Montmartre is the hill in the north of the city crowned by the white basilica of Sacre-Coeur, consecrated in 1919. The neighbourhood below the basilica retains something of its bohemian past, particularly in the area around the Place du Tertre where artists have worked since the 19th century, and the surviving Belle Epoque dance halls of which the Moulin Rouge is the most famous. The Musee de Montmartre, in a house where Renoir, Utrillo and Suzanne Valadon all worked at various times, gives the best account of the neighbourhood's extraordinary artistic history. The view from the steps of Sacre-Coeur over the rooftops of Paris is one of the finest in the city.

The Marais

The Marais is the best-preserved historic district in Paris, its 17th-century hotels particuliers (private palaces) largely intact because the neighbourhood was not reached by Haussmann's 19th-century redevelopment programme. It contains the Place des Vosges, the oldest planned square in Paris, built by Henri IV between 1605 and 1612, with arcaded facades of brick and stone on all four sides. Victor Hugo lived in one of the houses on the square and his apartment is now a museum. The Marais is also home to the Centre Georges Pompidou, the radical inside-out cultural centre opened in 1977, the Jewish Quarter with its excellent falafel restaurants and the Musee Picasso, housing the largest Picasso collection in existence.

Versailles

The Palace of Versailles, 25 kilometres south-west of Paris, was the seat of the French royal court from 1682 to 1789. Built by Louis XIV, who moved the court here from Paris partly to control the nobility by keeping them at court away from their estates, it became the most imitated palace in Europe and the template for royal architecture across the continent. The Hall of Mirrors, 73 metres long and lined with 17 arched mirrors reflecting the windows opposite, was the room in which the Treaty of Versailles was signed in 1919. The formal gardens designed by Andre Le Notre extend for three kilometres behind the palace. A day trip from Paris by RER train takes approximately 40 minutes each way and is straightforward to arrange independently.

Food and Restaurants

Paris has more restaurants per capita than any other city in the world and the range runs from three-Michelin-star temples of haute cuisine to neighbourhood bistros that have been serving the same dishes for a generation. The brasserie tradition, imported from Alsace in the 19th century, produces some of the most satisfying food in the city: steak frites, moules mariniere, sole meuniere and choucroute garnie in rooms of polished brass and etched glass. The covered markets Les Halles de Sartrouville and the outdoor markets at Rue Mouffetard, Marche d'Aligre and Marche Bastille are among the finest in Europe. The patisseries of Pierre Herme, the chocolatier Patrick Roger and the boulangeries of Gontran Cherrier set a standard for bread and pastry that is essentially unmatched anywhere else.

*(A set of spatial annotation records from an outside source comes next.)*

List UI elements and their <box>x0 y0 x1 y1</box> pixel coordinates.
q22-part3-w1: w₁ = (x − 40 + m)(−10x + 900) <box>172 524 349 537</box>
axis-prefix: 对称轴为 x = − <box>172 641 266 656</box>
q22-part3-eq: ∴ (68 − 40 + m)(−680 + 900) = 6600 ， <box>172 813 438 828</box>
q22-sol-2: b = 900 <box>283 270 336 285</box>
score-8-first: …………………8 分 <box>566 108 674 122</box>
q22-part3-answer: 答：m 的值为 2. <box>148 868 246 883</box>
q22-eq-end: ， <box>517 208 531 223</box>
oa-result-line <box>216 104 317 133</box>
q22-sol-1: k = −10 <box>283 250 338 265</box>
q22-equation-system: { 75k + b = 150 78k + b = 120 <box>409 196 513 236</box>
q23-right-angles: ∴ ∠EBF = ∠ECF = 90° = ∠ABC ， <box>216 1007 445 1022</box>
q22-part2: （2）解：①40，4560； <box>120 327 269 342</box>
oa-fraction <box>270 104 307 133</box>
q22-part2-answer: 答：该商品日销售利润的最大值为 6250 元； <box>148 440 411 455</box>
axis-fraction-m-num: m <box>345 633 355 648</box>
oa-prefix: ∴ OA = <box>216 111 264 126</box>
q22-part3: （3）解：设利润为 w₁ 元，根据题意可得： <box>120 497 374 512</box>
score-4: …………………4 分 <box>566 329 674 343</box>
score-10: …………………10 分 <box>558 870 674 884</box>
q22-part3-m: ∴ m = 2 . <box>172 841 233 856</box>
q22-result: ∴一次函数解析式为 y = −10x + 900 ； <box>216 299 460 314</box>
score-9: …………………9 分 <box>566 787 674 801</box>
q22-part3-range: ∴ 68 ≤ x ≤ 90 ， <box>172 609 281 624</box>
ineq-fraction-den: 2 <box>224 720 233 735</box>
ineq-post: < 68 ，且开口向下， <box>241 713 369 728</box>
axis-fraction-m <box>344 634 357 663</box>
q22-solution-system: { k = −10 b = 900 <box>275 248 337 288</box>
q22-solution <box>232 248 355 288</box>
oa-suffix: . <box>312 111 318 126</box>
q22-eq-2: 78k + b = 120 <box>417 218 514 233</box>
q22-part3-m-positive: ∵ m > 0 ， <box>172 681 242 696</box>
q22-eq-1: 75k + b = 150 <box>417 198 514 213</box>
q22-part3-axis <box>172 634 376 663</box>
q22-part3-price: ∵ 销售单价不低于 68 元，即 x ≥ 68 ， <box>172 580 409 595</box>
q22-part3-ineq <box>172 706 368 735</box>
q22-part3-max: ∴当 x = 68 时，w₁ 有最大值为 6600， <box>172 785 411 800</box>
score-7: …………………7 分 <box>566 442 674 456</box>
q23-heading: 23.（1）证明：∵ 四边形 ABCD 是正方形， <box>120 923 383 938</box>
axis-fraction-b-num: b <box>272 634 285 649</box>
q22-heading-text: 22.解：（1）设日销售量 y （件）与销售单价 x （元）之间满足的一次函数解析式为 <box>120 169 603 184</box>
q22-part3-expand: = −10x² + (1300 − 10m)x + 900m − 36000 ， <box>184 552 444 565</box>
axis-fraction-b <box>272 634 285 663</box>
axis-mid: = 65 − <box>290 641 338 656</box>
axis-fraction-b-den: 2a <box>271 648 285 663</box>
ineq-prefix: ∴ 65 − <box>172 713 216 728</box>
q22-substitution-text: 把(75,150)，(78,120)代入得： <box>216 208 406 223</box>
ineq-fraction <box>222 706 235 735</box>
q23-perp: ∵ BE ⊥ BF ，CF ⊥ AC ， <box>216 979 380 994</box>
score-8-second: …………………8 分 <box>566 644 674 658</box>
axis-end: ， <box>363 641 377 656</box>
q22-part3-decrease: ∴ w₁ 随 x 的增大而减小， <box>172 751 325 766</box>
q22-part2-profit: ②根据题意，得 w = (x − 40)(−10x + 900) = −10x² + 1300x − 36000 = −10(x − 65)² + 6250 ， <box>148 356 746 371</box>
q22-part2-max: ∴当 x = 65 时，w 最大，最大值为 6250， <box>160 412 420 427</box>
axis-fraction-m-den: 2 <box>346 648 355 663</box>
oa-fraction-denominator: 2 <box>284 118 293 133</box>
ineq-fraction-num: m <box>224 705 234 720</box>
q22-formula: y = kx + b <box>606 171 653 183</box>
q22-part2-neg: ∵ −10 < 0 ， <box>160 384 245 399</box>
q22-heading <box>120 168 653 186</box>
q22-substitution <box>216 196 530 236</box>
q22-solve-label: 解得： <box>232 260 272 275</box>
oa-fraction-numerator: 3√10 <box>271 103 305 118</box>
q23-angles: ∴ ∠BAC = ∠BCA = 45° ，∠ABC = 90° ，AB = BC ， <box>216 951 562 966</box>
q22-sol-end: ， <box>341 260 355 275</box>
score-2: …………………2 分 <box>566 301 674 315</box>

Paris and the Venice Simplon-Orient-Express

Paris is the principal departure point for the Venice Simplon-Orient-Express. Most journeys begin here, with the train departing from Paris Gare d'Austerlitz in the afternoon. Passengers travelling from London to join the VSOE travel to Paris by Eurostar from London St Pancras to Paris Gare du Nord, then cross Paris to Gare d'Austerlitz by taxi or Metro. The journey between the two stations takes approximately 30 to 40 minutes depending on traffic.

Paris Gare d'Austerlitz is the VSOE departure station, on the left bank of the Seine in the 13th arrondissement. It is served by Metro lines 5 and 10, RER C, and is a 20-minute taxi ride from the Eurostar terminal at Gare du Nord. We recommend arriving in Paris the night before your departure to allow time to explore the city before boarding.